We're in the midst of the August earnings season and the Newcrest Mining Ltd (ASX: NCM) share price is in focus. Shares in the Aussie gold miner are down 5.4% in 2021 ahead of its results release on Thursday.
Let's take a look at how Newcrest's valuation responded to recent earnings seasons.
How did the Newcrest share price respond last earnings season?
Newcrest reported its half-year earnings on 11 February 2021. Newcrest shares jumped 4.1% higher on that day on the back of the impressive result.
The Aussie miner reported strong operating performance thanks to a bumper gold price in the first half of the year. Underlying profit jumped 98% to US$553 million with earnings per share rocketing 121% higher.

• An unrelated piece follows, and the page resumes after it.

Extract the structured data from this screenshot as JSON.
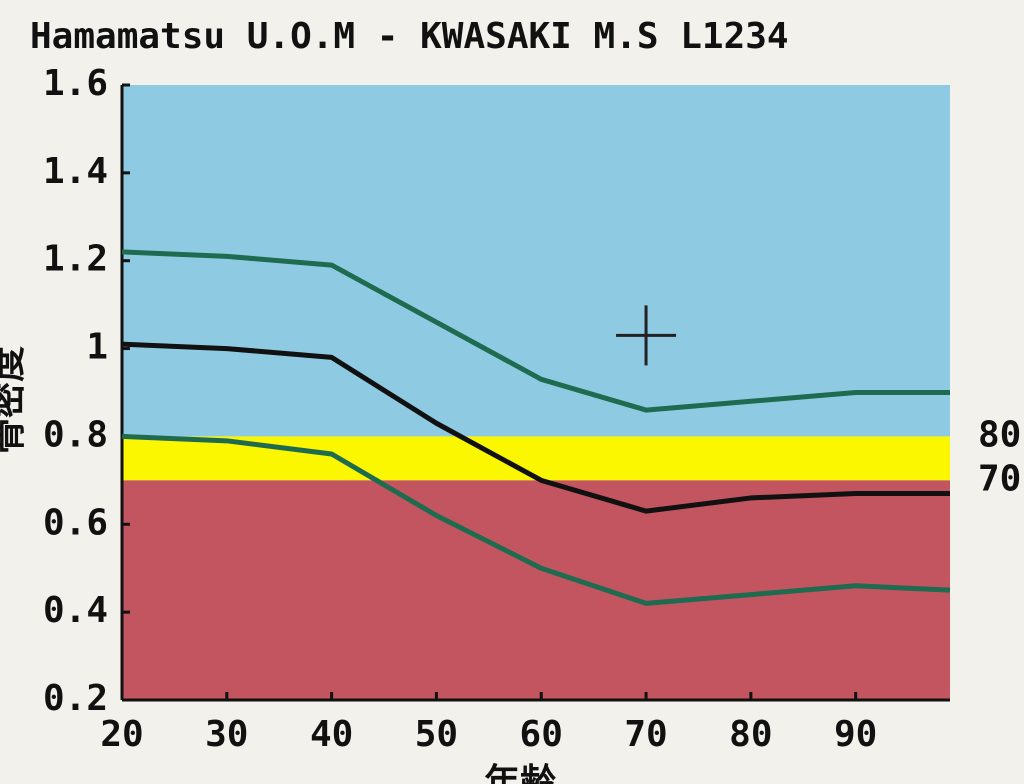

The Newcrest share price climbed higher on the result which was puncuated by an upgraded dividend policy. Newcrest announced it would target a 30-60% payout ratio of free cash flow compared to 10-30% previously.

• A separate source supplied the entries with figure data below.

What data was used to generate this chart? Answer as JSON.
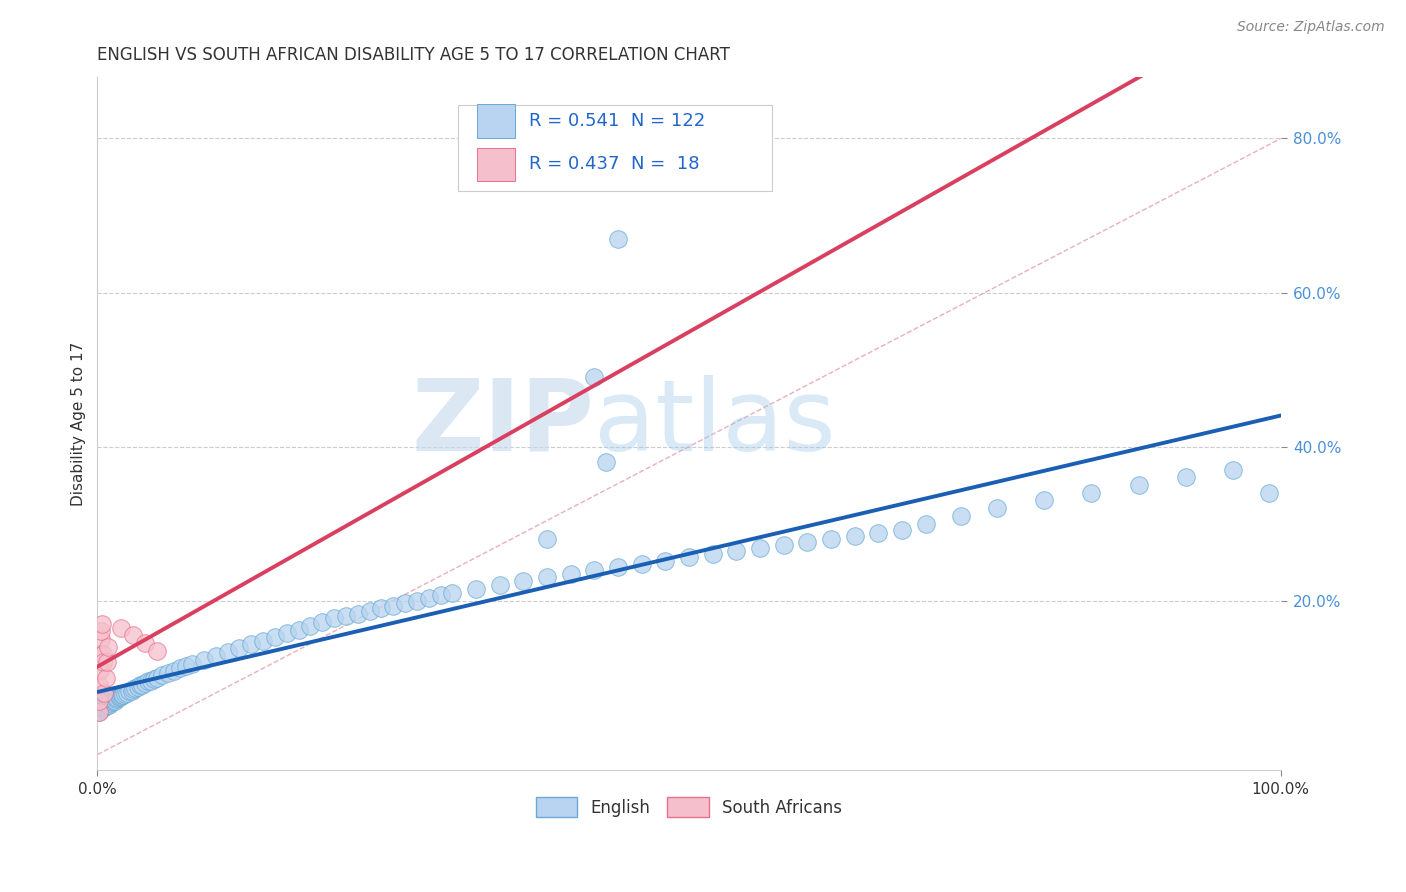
{
  "title": "ENGLISH VS SOUTH AFRICAN DISABILITY AGE 5 TO 17 CORRELATION CHART",
  "source": "Source: ZipAtlas.com",
  "ylabel": "Disability Age 5 to 17",
  "legend_english": {
    "R": 0.541,
    "N": 122
  },
  "legend_sa": {
    "R": 0.437,
    "N": 18
  },
  "english_scatter_color": "#b8d4f0",
  "english_scatter_edge": "#6aaad4",
  "sa_scatter_color": "#f5c0cb",
  "sa_scatter_edge": "#e87090",
  "regression_english_color": "#1a5fb4",
  "regression_sa_color": "#d94060",
  "diagonal_color": "#e8b0bc",
  "diagonal_style": "--",
  "background_color": "#ffffff",
  "grid_color": "#cccccc",
  "tick_color": "#4a90d9",
  "title_color": "#333333",
  "ylabel_color": "#333333",
  "source_color": "#888888",
  "watermark_color": "#c8d8ec",
  "yaxis_ticks": [
    "80.0%",
    "60.0%",
    "40.0%",
    "20.0%"
  ],
  "yaxis_values": [
    0.8,
    0.6,
    0.4,
    0.2
  ],
  "xlim": [
    0,
    1.0
  ],
  "ylim": [
    -0.02,
    0.88
  ],
  "english_x": [
    0.001,
    0.001,
    0.001,
    0.001,
    0.001,
    0.002,
    0.002,
    0.002,
    0.002,
    0.003,
    0.003,
    0.003,
    0.003,
    0.004,
    0.004,
    0.004,
    0.005,
    0.005,
    0.005,
    0.006,
    0.006,
    0.006,
    0.007,
    0.007,
    0.007,
    0.008,
    0.008,
    0.009,
    0.009,
    0.01,
    0.01,
    0.01,
    0.011,
    0.011,
    0.012,
    0.012,
    0.013,
    0.013,
    0.014,
    0.015,
    0.015,
    0.016,
    0.017,
    0.018,
    0.019,
    0.02,
    0.021,
    0.022,
    0.023,
    0.025,
    0.027,
    0.029,
    0.03,
    0.032,
    0.034,
    0.036,
    0.038,
    0.04,
    0.043,
    0.045,
    0.048,
    0.05,
    0.055,
    0.06,
    0.065,
    0.07,
    0.075,
    0.08,
    0.09,
    0.1,
    0.11,
    0.12,
    0.13,
    0.14,
    0.15,
    0.16,
    0.17,
    0.18,
    0.19,
    0.2,
    0.21,
    0.22,
    0.23,
    0.24,
    0.25,
    0.26,
    0.27,
    0.28,
    0.29,
    0.3,
    0.32,
    0.34,
    0.36,
    0.38,
    0.4,
    0.42,
    0.44,
    0.46,
    0.48,
    0.5,
    0.52,
    0.54,
    0.56,
    0.58,
    0.6,
    0.62,
    0.64,
    0.66,
    0.68,
    0.7,
    0.73,
    0.76,
    0.8,
    0.84,
    0.88,
    0.92,
    0.96,
    0.99,
    0.38,
    0.42,
    0.43,
    0.44
  ],
  "english_y": [
    0.055,
    0.06,
    0.065,
    0.07,
    0.075,
    0.058,
    0.063,
    0.068,
    0.073,
    0.06,
    0.065,
    0.07,
    0.075,
    0.062,
    0.067,
    0.072,
    0.06,
    0.065,
    0.07,
    0.062,
    0.067,
    0.072,
    0.063,
    0.068,
    0.073,
    0.065,
    0.07,
    0.066,
    0.071,
    0.065,
    0.07,
    0.075,
    0.067,
    0.072,
    0.068,
    0.073,
    0.07,
    0.075,
    0.071,
    0.07,
    0.075,
    0.072,
    0.073,
    0.075,
    0.075,
    0.076,
    0.077,
    0.078,
    0.079,
    0.08,
    0.082,
    0.083,
    0.085,
    0.086,
    0.088,
    0.09,
    0.091,
    0.093,
    0.095,
    0.096,
    0.098,
    0.1,
    0.103,
    0.106,
    0.109,
    0.112,
    0.115,
    0.118,
    0.123,
    0.128,
    0.133,
    0.138,
    0.143,
    0.148,
    0.153,
    0.158,
    0.162,
    0.167,
    0.172,
    0.177,
    0.18,
    0.183,
    0.187,
    0.19,
    0.193,
    0.197,
    0.2,
    0.203,
    0.207,
    0.21,
    0.215,
    0.22,
    0.225,
    0.23,
    0.235,
    0.24,
    0.244,
    0.248,
    0.252,
    0.256,
    0.26,
    0.264,
    0.268,
    0.272,
    0.276,
    0.28,
    0.284,
    0.288,
    0.292,
    0.3,
    0.31,
    0.32,
    0.33,
    0.34,
    0.35,
    0.36,
    0.37,
    0.34,
    0.28,
    0.49,
    0.38,
    0.67
  ],
  "sa_x": [
    0.001,
    0.001,
    0.001,
    0.002,
    0.002,
    0.003,
    0.003,
    0.004,
    0.005,
    0.005,
    0.006,
    0.007,
    0.008,
    0.009,
    0.02,
    0.03,
    0.04,
    0.05
  ],
  "sa_y": [
    0.055,
    0.07,
    0.09,
    0.11,
    0.13,
    0.15,
    0.16,
    0.17,
    0.13,
    0.12,
    0.08,
    0.1,
    0.12,
    0.14,
    0.165,
    0.155,
    0.145,
    0.135
  ],
  "title_fontsize": 12,
  "axis_label_fontsize": 11,
  "tick_fontsize": 11,
  "legend_fontsize": 13,
  "source_fontsize": 10
}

It wasn't all good news for shareholders, however, with the company's value falling 7.1% lower in the week that followed. The news isn't much better looking back over the past 12 months — shares in the Aussie miner are down 26.4% in that period of time.
The Newcrest share price actually slumped in August 2020 after its last full-year earnings result as well. It would be easy to look at this trend and say that there's a clear relationship between earnings and share price slumps.

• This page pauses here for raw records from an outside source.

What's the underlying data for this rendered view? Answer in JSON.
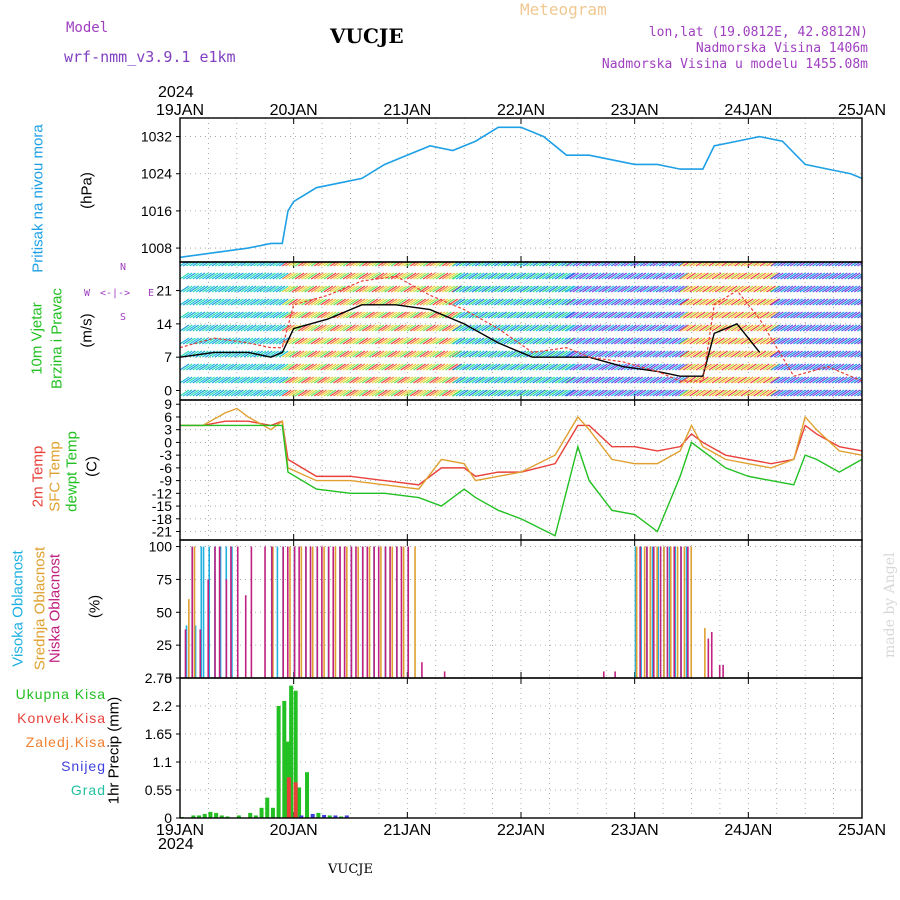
{
  "header": {
    "model_label": "Model",
    "model_name": "wrf-nmm_v3.9.1  e1km",
    "station": "VUCJE",
    "meteogram": "Meteogram",
    "lonlat": "lon,lat (19.0812E, 42.8812N)",
    "altitude": "Nadmorska Visina 1406m",
    "model_altitude": "Nadmorska Visina u modelu 1455.08m",
    "year_top": "2024",
    "year_bottom": "2024",
    "footer_station": "VUCJE",
    "watermark": "made by Angel"
  },
  "colors": {
    "pressure": "#1ea0e6",
    "temp2m": "#e8413a",
    "sfc": "#e0a030",
    "dewpt": "#22c022",
    "high_cloud": "#20b0e0",
    "mid_cloud": "#e0a030",
    "low_cloud": "#c02080",
    "total_precip": "#22c022",
    "conv_precip": "#e8413a",
    "frozen_precip": "#f08030",
    "snow": "#4040e0",
    "hail": "#20c0a0",
    "header_purple": "#a040c0",
    "meteogram_orange": "#f0c890"
  },
  "chart_data": [
    {
      "type": "line",
      "panel": "pressure",
      "ylabel_lines": [
        "Pritisak na nivou mora"
      ],
      "unit": "(hPa)",
      "x_ticks": [
        "19JAN",
        "20JAN",
        "21JAN",
        "22JAN",
        "23JAN",
        "24JAN",
        "25JAN"
      ],
      "yticks": [
        1008,
        1016,
        1024,
        1032
      ],
      "ylim": [
        1005,
        1036
      ],
      "series": [
        {
          "color_key": "pressure",
          "x": [
            0,
            0.3,
            0.6,
            0.8,
            0.9,
            0.95,
            1.0,
            1.2,
            1.4,
            1.6,
            1.8,
            2.0,
            2.2,
            2.4,
            2.6,
            2.8,
            3.0,
            3.2,
            3.4,
            3.6,
            3.8,
            4.0,
            4.2,
            4.4,
            4.6,
            4.7,
            4.9,
            5.1,
            5.3,
            5.5,
            5.7,
            5.9,
            6.0
          ],
          "y": [
            1006,
            1007,
            1008,
            1009,
            1009,
            1016,
            1018,
            1021,
            1022,
            1023,
            1026,
            1028,
            1030,
            1029,
            1031,
            1034,
            1034,
            1032,
            1028,
            1028,
            1027,
            1026,
            1026,
            1025,
            1025,
            1030,
            1031,
            1032,
            1031,
            1026,
            1025,
            1024,
            1023
          ]
        }
      ]
    },
    {
      "type": "line",
      "panel": "wind",
      "ylabel_lines": [
        "10m Vjetar",
        "Brzina i Pravac"
      ],
      "unit": "(m/s)",
      "compass": {
        "n": "N",
        "s": "S",
        "w": "W",
        "e": "E",
        "arrows": "<-|->"
      },
      "yticks": [
        0,
        7,
        14,
        21
      ],
      "ylim": [
        -2,
        27
      ],
      "series": [
        {
          "name": "mean",
          "color": "#000000",
          "x": [
            0,
            0.3,
            0.6,
            0.8,
            0.9,
            1.0,
            1.3,
            1.6,
            1.9,
            2.2,
            2.5,
            2.8,
            3.1,
            3.4,
            3.6,
            3.9,
            4.2,
            4.4,
            4.6,
            4.7,
            4.9,
            5.1
          ],
          "y": [
            7,
            8,
            8,
            7,
            8,
            13,
            15,
            18,
            18,
            17,
            14,
            10,
            7,
            7,
            7,
            5,
            4,
            3,
            3,
            12,
            14,
            8
          ]
        },
        {
          "name": "gust",
          "color": "#e8413a",
          "x": [
            0,
            0.3,
            0.6,
            0.8,
            0.9,
            1.0,
            1.3,
            1.6,
            1.9,
            2.2,
            2.5,
            2.8,
            3.1,
            3.4,
            3.6,
            3.9,
            4.2,
            4.4,
            4.6,
            4.7,
            4.9,
            5.1,
            5.4,
            5.7,
            6.0
          ],
          "y": [
            9,
            11,
            10,
            9,
            9,
            18,
            20,
            23,
            24,
            20,
            17,
            13,
            8,
            9,
            7,
            6,
            4,
            2,
            2,
            18,
            21,
            15,
            3,
            5,
            2
          ]
        }
      ],
      "barb_groups": [
        {
          "x_start": 0.0,
          "x_end": 0.9,
          "colors": [
            "#20c0e0",
            "#30e0b0",
            "#20a0e0"
          ]
        },
        {
          "x_start": 0.9,
          "x_end": 2.4,
          "colors": [
            "#f04040",
            "#f08040",
            "#f0d040",
            "#c0e040",
            "#60e060"
          ]
        },
        {
          "x_start": 2.4,
          "x_end": 3.4,
          "colors": [
            "#20c0e0",
            "#30e080",
            "#2080e0"
          ]
        },
        {
          "x_start": 3.4,
          "x_end": 4.4,
          "colors": [
            "#8040e0",
            "#4060f0",
            "#30c0e0"
          ]
        },
        {
          "x_start": 4.4,
          "x_end": 5.2,
          "colors": [
            "#f0d040",
            "#f08040",
            "#c0e040",
            "#f04040"
          ]
        },
        {
          "x_start": 5.2,
          "x_end": 6.0,
          "colors": [
            "#8040e0",
            "#4060f0",
            "#20a0e0"
          ]
        }
      ]
    },
    {
      "type": "line",
      "panel": "temperature",
      "ylabel_lines": [
        "2m Temp",
        "SFC Temp",
        "dewpt Temp"
      ],
      "unit": "(C)",
      "yticks": [
        9,
        6,
        3,
        0,
        -3,
        -6,
        -9,
        -12,
        -15,
        -18,
        -21
      ],
      "ylim": [
        -23,
        10
      ],
      "series": [
        {
          "name": "2m Temp",
          "color_key": "temp2m",
          "x": [
            0,
            0.2,
            0.4,
            0.5,
            0.6,
            0.8,
            0.9,
            0.95,
            1.2,
            1.5,
            1.8,
            2.1,
            2.3,
            2.5,
            2.6,
            2.8,
            3.0,
            3.3,
            3.5,
            3.6,
            3.8,
            4.0,
            4.2,
            4.4,
            4.5,
            4.6,
            4.8,
            5.0,
            5.2,
            5.4,
            5.5,
            5.6,
            5.8,
            6.0
          ],
          "y": [
            4,
            4,
            5,
            5,
            5,
            4,
            5,
            -4,
            -8,
            -8,
            -9,
            -10,
            -6,
            -6,
            -8,
            -7,
            -7,
            -5,
            4,
            4,
            -1,
            -1,
            -2,
            -1,
            2,
            0,
            -3,
            -4,
            -5,
            -4,
            4,
            2,
            -1,
            -2
          ]
        },
        {
          "name": "SFC Temp",
          "color_key": "sfc",
          "x": [
            0,
            0.2,
            0.4,
            0.5,
            0.6,
            0.8,
            0.9,
            0.95,
            1.2,
            1.5,
            1.8,
            2.1,
            2.3,
            2.5,
            2.6,
            2.8,
            3.0,
            3.3,
            3.5,
            3.6,
            3.8,
            4.0,
            4.2,
            4.4,
            4.5,
            4.6,
            4.8,
            5.0,
            5.2,
            5.4,
            5.5,
            5.6,
            5.8,
            6.0
          ],
          "y": [
            4,
            4,
            7,
            8,
            6,
            3,
            5,
            -6,
            -9,
            -9,
            -10,
            -11,
            -4,
            -5,
            -9,
            -8,
            -7,
            -3,
            6,
            3,
            -4,
            -5,
            -5,
            -2,
            4,
            -1,
            -4,
            -5,
            -6,
            -4,
            6,
            3,
            -2,
            -3
          ]
        },
        {
          "name": "dewpt Temp",
          "color_key": "dewpt",
          "x": [
            0,
            0.2,
            0.4,
            0.5,
            0.6,
            0.8,
            0.9,
            0.95,
            1.2,
            1.5,
            1.8,
            2.1,
            2.3,
            2.5,
            2.6,
            2.8,
            3.0,
            3.3,
            3.5,
            3.6,
            3.8,
            4.0,
            4.2,
            4.4,
            4.5,
            4.6,
            4.8,
            5.0,
            5.2,
            5.4,
            5.5,
            5.6,
            5.8,
            6.0
          ],
          "y": [
            4,
            4,
            4,
            4,
            4,
            4,
            4,
            -7,
            -11,
            -12,
            -12,
            -13,
            -15,
            -11,
            -13,
            -16,
            -18,
            -22,
            -1,
            -9,
            -16,
            -17,
            -21,
            -8,
            0,
            -2,
            -6,
            -8,
            -9,
            -10,
            -3,
            -4,
            -7,
            -4
          ]
        }
      ]
    },
    {
      "type": "bar",
      "panel": "cloud",
      "ylabel_lines": [
        "Visoka Oblacnost",
        "Srednja Oblacnost",
        "Niska Oblacnost"
      ],
      "unit": "(%)",
      "yticks": [
        0,
        25,
        50,
        75,
        100
      ],
      "ylim": [
        0,
        105
      ],
      "series": [
        {
          "name": "Visoka Oblacnost",
          "color_key": "high_cloud",
          "x": [
            0.05,
            0.1,
            0.13,
            0.18,
            0.2,
            0.25,
            0.3,
            0.35,
            0.4,
            0.45,
            0.8,
            0.85,
            0.9,
            1.0,
            1.1,
            1.2,
            1.3,
            1.4,
            1.5,
            1.6,
            1.7,
            1.8,
            1.9,
            2.0,
            4.0,
            4.05,
            4.1,
            4.15,
            4.2,
            4.25,
            4.3,
            4.35,
            4.4,
            4.45
          ],
          "y": [
            40,
            100,
            40,
            100,
            100,
            100,
            100,
            100,
            100,
            100,
            100,
            100,
            100,
            100,
            100,
            100,
            100,
            100,
            100,
            100,
            100,
            100,
            100,
            100,
            100,
            100,
            100,
            100,
            100,
            100,
            100,
            100,
            100,
            100
          ]
        },
        {
          "name": "Srednja Oblacnost",
          "color_key": "mid_cloud",
          "x": [
            0.06,
            0.11,
            0.8,
            0.95,
            1.05,
            1.15,
            1.25,
            1.35,
            1.45,
            1.55,
            1.65,
            1.75,
            1.85,
            1.95,
            2.05,
            4.0,
            4.07,
            4.12,
            4.18,
            4.24,
            4.3,
            4.36,
            4.42,
            4.48,
            4.6
          ],
          "y": [
            60,
            100,
            100,
            100,
            100,
            100,
            100,
            100,
            100,
            100,
            100,
            100,
            100,
            100,
            100,
            100,
            100,
            100,
            100,
            100,
            100,
            100,
            100,
            100,
            38
          ]
        },
        {
          "name": "Niska Oblacnost",
          "color_key": "low_cloud",
          "x": [
            0.02,
            0.08,
            0.15,
            0.22,
            0.28,
            0.32,
            0.38,
            0.42,
            0.48,
            0.55,
            0.6,
            0.72,
            0.78,
            0.88,
            0.92,
            0.98,
            1.02,
            1.08,
            1.12,
            1.18,
            1.22,
            1.28,
            1.32,
            1.38,
            1.42,
            1.48,
            1.52,
            1.58,
            1.62,
            1.68,
            1.72,
            1.78,
            1.82,
            1.88,
            1.92,
            1.98,
            2.1,
            2.3,
            3.7,
            3.8,
            4.02,
            4.08,
            4.14,
            4.2,
            4.26,
            4.32,
            4.38,
            4.44,
            4.62,
            4.65,
            4.72,
            4.75
          ],
          "y": [
            37,
            100,
            37,
            75,
            100,
            100,
            75,
            100,
            100,
            63,
            100,
            100,
            100,
            100,
            100,
            100,
            100,
            100,
            100,
            100,
            100,
            100,
            100,
            100,
            100,
            100,
            100,
            100,
            100,
            100,
            100,
            100,
            100,
            100,
            100,
            100,
            12,
            5,
            5,
            5,
            100,
            100,
            100,
            100,
            100,
            100,
            100,
            100,
            30,
            35,
            10,
            10
          ]
        }
      ]
    },
    {
      "type": "bar",
      "panel": "precip",
      "legend": [
        "Ukupna Kisa",
        "Konvek.Kisa",
        "Zaledj.Kisa",
        "Snijeg",
        "Grad"
      ],
      "unit": "1hr Precip (mm)",
      "yticks": [
        0,
        0.55,
        1.1,
        1.65,
        2.2,
        2.75
      ],
      "ylim": [
        0,
        2.75
      ],
      "series": [
        {
          "name": "Ukupna Kisa",
          "color_key": "total_precip",
          "x": [
            0.0,
            0.1,
            0.15,
            0.2,
            0.25,
            0.3,
            0.35,
            0.4,
            0.5,
            0.6,
            0.65,
            0.7,
            0.75,
            0.8,
            0.85,
            0.9,
            0.93,
            0.96,
            1.0,
            1.03,
            1.1,
            1.2,
            1.3,
            1.4
          ],
          "y": [
            0.02,
            0.05,
            0.05,
            0.08,
            0.12,
            0.1,
            0.05,
            0.03,
            0.05,
            0.1,
            0.05,
            0.2,
            0.4,
            0.2,
            2.2,
            2.3,
            1.5,
            2.6,
            2.5,
            0.6,
            0.9,
            0.1,
            0.05,
            0.03
          ]
        },
        {
          "name": "Konvek.Kisa",
          "color_key": "conv_precip",
          "x": [
            0.94,
            1.0
          ],
          "y": [
            0.8,
            0.7
          ]
        },
        {
          "name": "Snijeg",
          "color_key": "snow",
          "x": [
            1.05,
            1.15,
            1.25,
            1.35,
            1.45
          ],
          "y": [
            0.05,
            0.08,
            0.06,
            0.05,
            0.05
          ]
        }
      ]
    }
  ]
}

However, it's important to remember that Newcrest is a commodity-based company. That means the underlying price of its outputs has a major determination in the Newcrest share price movements.
Foolish takeaway
Gold prices slumped lower in August and September 2020 and there was a similar decline throughout January to March this year. That coincides with both of Newcrest's earnings seasons and is a big factor in its share price moves.
Investors will be hoping the recent gold price surge coincides with a strong earnings result on Thursday morning.